Objetivo central da autora
p. 18-19 – Pretendo demonstrar que, ao contrário do que até agora tem sido opinião
corrente, a IC não passou de ator coadjuvante no drama de novembro de 1935 – que
não planejou nem sugeriu –, mantendo sobre as anunciadas possibilidades
revolucionárias uma expectativa conveniente. Além do mais, na segunda metade de
1935, houve uma total dissonância entre as posições políticas do PCB (com seus
constantes chamamentos à luta armada) e a política preconizada pela IC a partir de
seu VII Congresso (de amplas frentes populares). Não deixo de considerar a forte
influência da IC na vida política, na “Modelagem” ideológica e na vida orgânica do
PCB, mas pretendo ultrapassar o viés exogenista, que consiste em atribuir os
acontecimentos de novembro de 1935 exclusiva ou principalmente a diretivas e
influências externas, fixando-me em seus condicionamentos nacionais amplamente
preponderantes: as tradições políticas e a mentalidade dos diversos setores,
grupos e classes que atuavam na sociedade brasileira da época.
1º cap.: principais personagens dos acontecimentos: Luiz Carlos Prestes, o PCB e o ator
coadjuvante, a Internacional Comunista
Compreensão geral dos movimentos armadas de novembro de 35 a partir da trajetória
desses personagens
2ª parte: visão do clima político da época, com a formação da ANL, os encontros da
direção do PCB com representantes da IC e Prestes, no final de 34, a decisão de prestes
voltar ao Brasil (estava em Moscou) e a vinda de assessores da IC; ATUAÇÃO dos
“tenentes de esquerda”
3ª – levantes no Rio Grande do Norte, em Recife e Rio de Janeiro, mostrando as suas
diferenças em relação a motivações, seus cursos específicos e a participação popular
neste.

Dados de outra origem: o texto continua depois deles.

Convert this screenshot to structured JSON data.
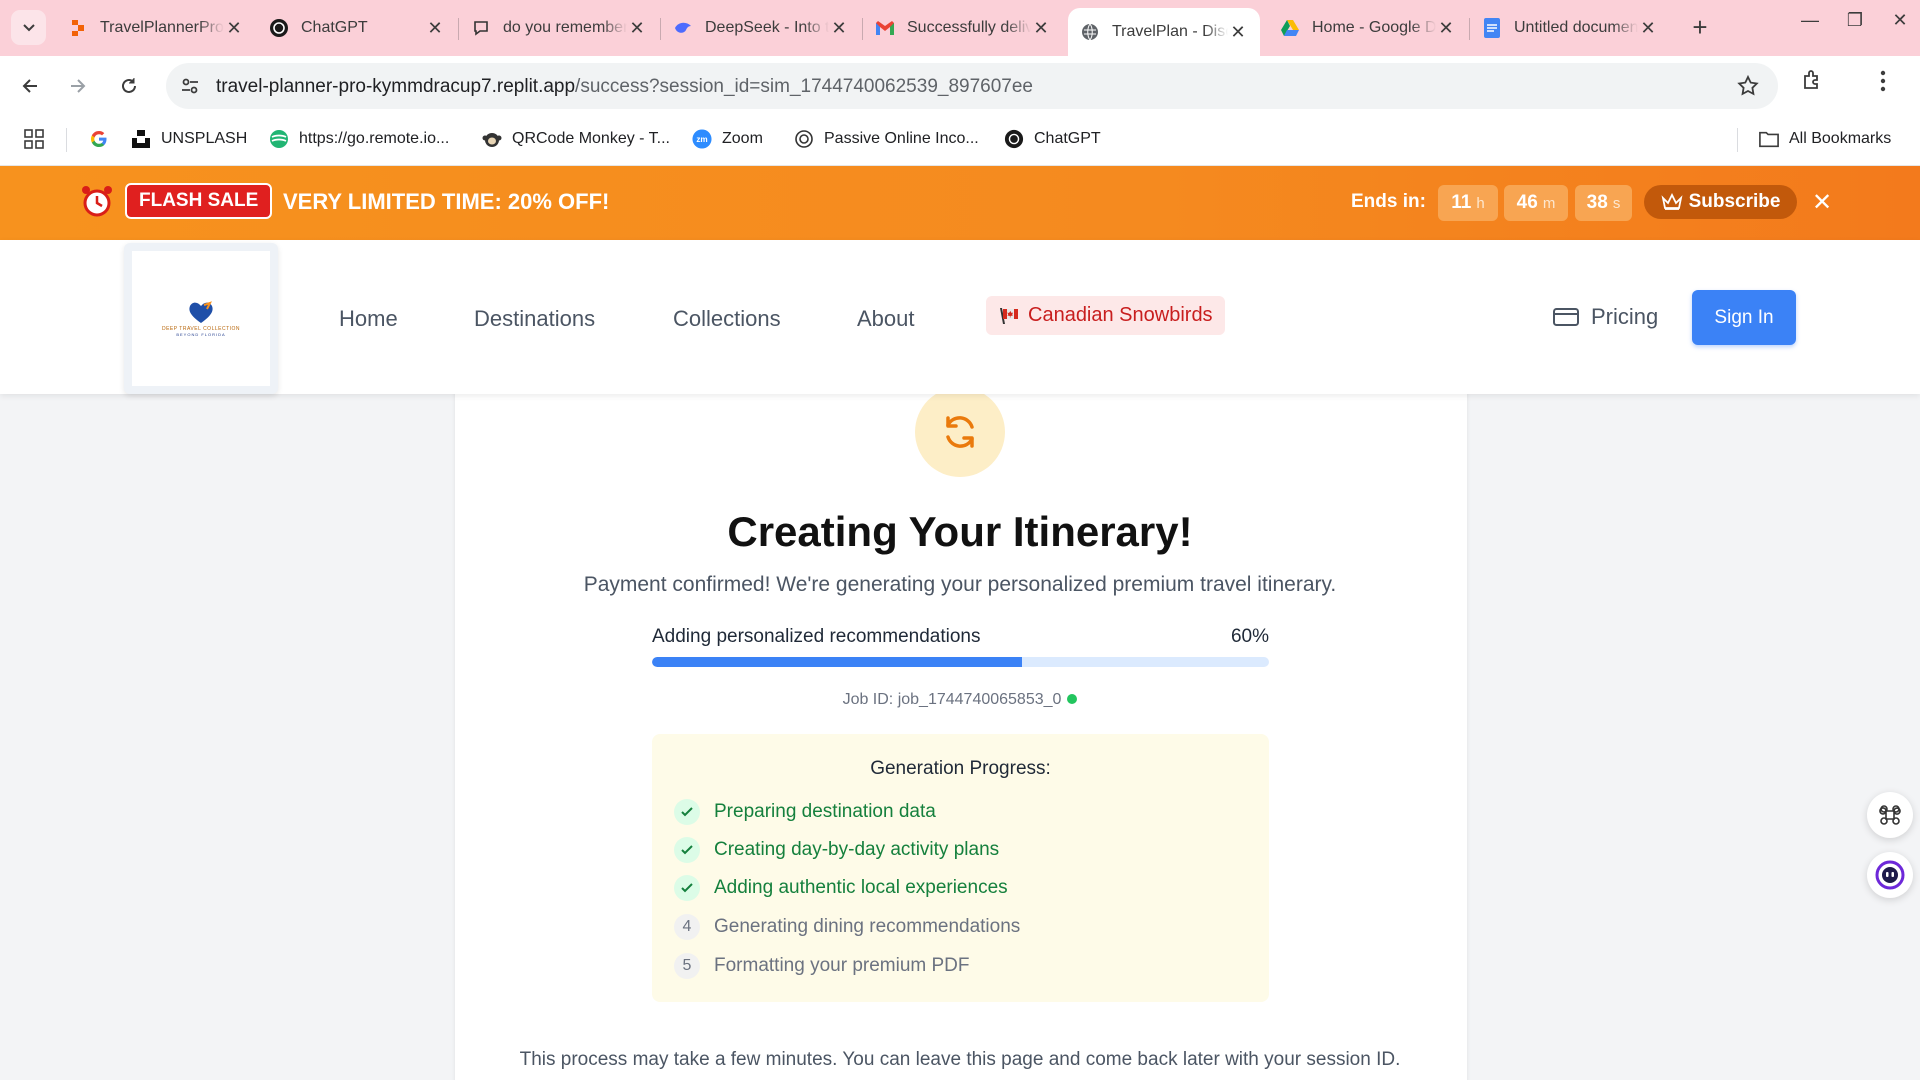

Além disso, os detalhes sobre a situação do PCB e de Prestes nos três meses que
decorreram da derrota dos movimentos à prisão do “Cavaleiro da Esperança”: a
expectativa de novos levantes, a tentativa de criança de guerrilhas, a clandestinidade e as
falsas avaliações que levaram ao assassinato de Elvira Copelo Coloni, Elza, a jovem
ingênua mulher do secretário-geral.
Sobre fontes
p. 19-20 – Na pesquisa das insurreições de novembro de 1935, utilizei principalmente
fontes primárias escritas, sendo a mais importante: 1) Processos-crimes referentes à
“Intentona Comunista”, instaurados pelas polícias civis e militares dos estados, pelos
ministérios da Guerra e da Marinha e reunidos no final de 1936 no Tribunal de Segurança
Nacional; 2) documentos do Partido Comunista do Brasil de 1924 a 1940, especialmente
dos anos de 1934 a 1936: jornais, revistas, informes, balanços, circulares, atas de
reuniões, correspondência, balancetes, panfletos etc.; 3) documentos da ANL: manifestos,
programa, cartas, panfletos, circulares, formação de diferentes núcleos etc.; 4)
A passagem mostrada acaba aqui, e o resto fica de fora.